Cuenta la antigua leyenda que, durante la época musulmana, en lo alto del monte Benacantil se erguía un majestuoso castillo, hogar del gobernador árabe y su hija Zahara, conocida por su extraordinaria belleza. Con el paso del tiempo, su padre comenzó a buscarle un esposo digno de ella, pero Zahara no deseaba casarse. Para convencerla, el gobernador organizó una gran fiesta con los más prestigiosos pretendientes.
En medio de la celebración, un joven cristiano, hijo del mayor enemigo del gobernador, logró colarse. Zahara y el cristiano se vieron y, a pesar de las barreras que los separaban, se enamoraron perdidamente. Aunque su amor era imposible, se reunían en secreto, soñando con escapar juntos. Sin embargo, su plan fue descubierto y el joven fue apresado, condenado a muerte.
Zahara, desolada, cayó en una profunda tristeza, negándose a comer o beber. Al ver el estado de su hija, el gobernador le hizo una promesa: si al amanecer Alicante aparecía cubierto de blanco, él perdonaría la vida del joven y permitiría que se casaran. Pero si no, Zahara tendría que aceptar su destino y casarse con uno de sus pretendientes.

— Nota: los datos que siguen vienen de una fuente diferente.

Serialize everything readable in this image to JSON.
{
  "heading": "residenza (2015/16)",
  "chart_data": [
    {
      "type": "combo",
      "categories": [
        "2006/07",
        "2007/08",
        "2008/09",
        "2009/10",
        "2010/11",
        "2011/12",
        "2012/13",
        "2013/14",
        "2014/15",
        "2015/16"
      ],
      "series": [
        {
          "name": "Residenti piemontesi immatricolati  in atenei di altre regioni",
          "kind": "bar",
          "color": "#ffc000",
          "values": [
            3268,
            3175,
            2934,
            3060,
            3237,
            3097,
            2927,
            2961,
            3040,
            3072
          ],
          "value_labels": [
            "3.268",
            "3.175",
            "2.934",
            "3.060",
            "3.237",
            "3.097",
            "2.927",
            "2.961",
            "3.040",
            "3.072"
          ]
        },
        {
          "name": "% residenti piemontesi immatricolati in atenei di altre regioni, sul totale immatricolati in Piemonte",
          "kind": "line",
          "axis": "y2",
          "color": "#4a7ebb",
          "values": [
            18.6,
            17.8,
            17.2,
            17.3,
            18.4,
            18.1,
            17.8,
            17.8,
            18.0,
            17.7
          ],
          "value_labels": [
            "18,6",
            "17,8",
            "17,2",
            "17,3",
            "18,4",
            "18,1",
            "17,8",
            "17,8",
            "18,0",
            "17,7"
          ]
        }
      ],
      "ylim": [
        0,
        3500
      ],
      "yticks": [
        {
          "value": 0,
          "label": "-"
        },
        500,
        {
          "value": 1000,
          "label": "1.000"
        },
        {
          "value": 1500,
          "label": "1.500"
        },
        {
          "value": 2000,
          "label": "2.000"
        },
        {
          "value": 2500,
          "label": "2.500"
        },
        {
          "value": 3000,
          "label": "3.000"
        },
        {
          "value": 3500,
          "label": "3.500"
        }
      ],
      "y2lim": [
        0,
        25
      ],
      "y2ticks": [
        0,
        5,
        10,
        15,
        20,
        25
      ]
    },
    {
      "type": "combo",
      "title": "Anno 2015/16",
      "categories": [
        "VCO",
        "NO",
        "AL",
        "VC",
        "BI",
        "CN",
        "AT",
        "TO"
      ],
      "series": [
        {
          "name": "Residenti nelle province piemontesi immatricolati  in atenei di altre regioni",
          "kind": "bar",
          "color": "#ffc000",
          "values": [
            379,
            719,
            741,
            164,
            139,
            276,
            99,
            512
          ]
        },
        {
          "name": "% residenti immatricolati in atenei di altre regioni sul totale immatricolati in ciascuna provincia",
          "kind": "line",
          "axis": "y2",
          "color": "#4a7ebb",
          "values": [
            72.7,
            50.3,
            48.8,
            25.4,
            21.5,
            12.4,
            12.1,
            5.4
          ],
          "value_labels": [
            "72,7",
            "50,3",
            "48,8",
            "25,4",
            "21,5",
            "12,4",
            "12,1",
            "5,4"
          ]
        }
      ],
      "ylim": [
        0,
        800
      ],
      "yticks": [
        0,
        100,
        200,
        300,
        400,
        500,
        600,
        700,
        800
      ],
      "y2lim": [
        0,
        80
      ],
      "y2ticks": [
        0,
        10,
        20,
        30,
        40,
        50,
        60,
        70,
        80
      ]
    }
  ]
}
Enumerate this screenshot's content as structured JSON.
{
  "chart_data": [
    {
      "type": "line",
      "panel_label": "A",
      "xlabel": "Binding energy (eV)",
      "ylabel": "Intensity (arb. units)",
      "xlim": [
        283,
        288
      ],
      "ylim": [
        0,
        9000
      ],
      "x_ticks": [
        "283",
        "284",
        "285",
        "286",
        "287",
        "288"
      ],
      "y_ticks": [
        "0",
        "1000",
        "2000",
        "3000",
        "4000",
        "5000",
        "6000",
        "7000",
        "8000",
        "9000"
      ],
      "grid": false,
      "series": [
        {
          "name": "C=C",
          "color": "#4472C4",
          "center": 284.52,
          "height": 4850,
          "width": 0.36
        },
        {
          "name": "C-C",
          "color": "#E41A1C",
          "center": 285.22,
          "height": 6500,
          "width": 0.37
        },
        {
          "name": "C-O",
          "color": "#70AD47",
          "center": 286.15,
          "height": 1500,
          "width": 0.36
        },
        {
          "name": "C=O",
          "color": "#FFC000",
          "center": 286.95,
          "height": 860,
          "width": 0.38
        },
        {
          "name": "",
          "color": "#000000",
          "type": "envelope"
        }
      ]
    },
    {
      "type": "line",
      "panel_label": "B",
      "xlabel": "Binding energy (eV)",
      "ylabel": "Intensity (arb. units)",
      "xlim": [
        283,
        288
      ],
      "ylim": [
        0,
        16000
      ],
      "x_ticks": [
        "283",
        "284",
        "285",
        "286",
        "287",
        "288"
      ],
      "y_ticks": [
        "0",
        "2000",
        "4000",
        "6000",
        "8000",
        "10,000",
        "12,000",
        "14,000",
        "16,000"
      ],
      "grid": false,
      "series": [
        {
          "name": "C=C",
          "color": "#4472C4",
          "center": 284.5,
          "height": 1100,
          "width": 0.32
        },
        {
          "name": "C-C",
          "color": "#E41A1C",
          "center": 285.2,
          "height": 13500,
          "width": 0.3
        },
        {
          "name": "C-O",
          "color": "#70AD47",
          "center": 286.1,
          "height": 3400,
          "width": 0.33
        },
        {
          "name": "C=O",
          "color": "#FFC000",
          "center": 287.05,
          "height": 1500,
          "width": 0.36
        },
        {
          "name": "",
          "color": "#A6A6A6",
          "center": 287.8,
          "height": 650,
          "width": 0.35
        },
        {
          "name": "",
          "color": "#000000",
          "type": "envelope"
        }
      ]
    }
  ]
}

Alicante, una ciudad donde apenas llueve y nunca nieva, amaneció, contra todo pronóstico, cubierta de blanco. No era nieve, sino los almendros en flor que tiñeron el paisaje de un blanco puro, como si la naturaleza misma apoyara el amor de Zahara. Llena de esperanza, corrió al encuentro de su padre. Sin embargo, al llegar a la parte más alta del castillo, encontró el cuerpo del joven colgando. Su padre no había cumplido su promesa.
Devastada por el dolor, Zahara decidió acabar con su vida arrojándose desde lo alto del monte Benacantil. El gobernador, arrepentido, suplicó a Alá por un castigo. Como respuesta, Alá lo petrificó, dejando su rostro marcado en la ladera del monte, como recordatorio eterno de su traición.
Hoy, ese perfil rocoso se conoce como “La Cara del Moro”, una figura que observa la ciudad de Alicante, simbolizando la importancia de cumplir con lo prometido.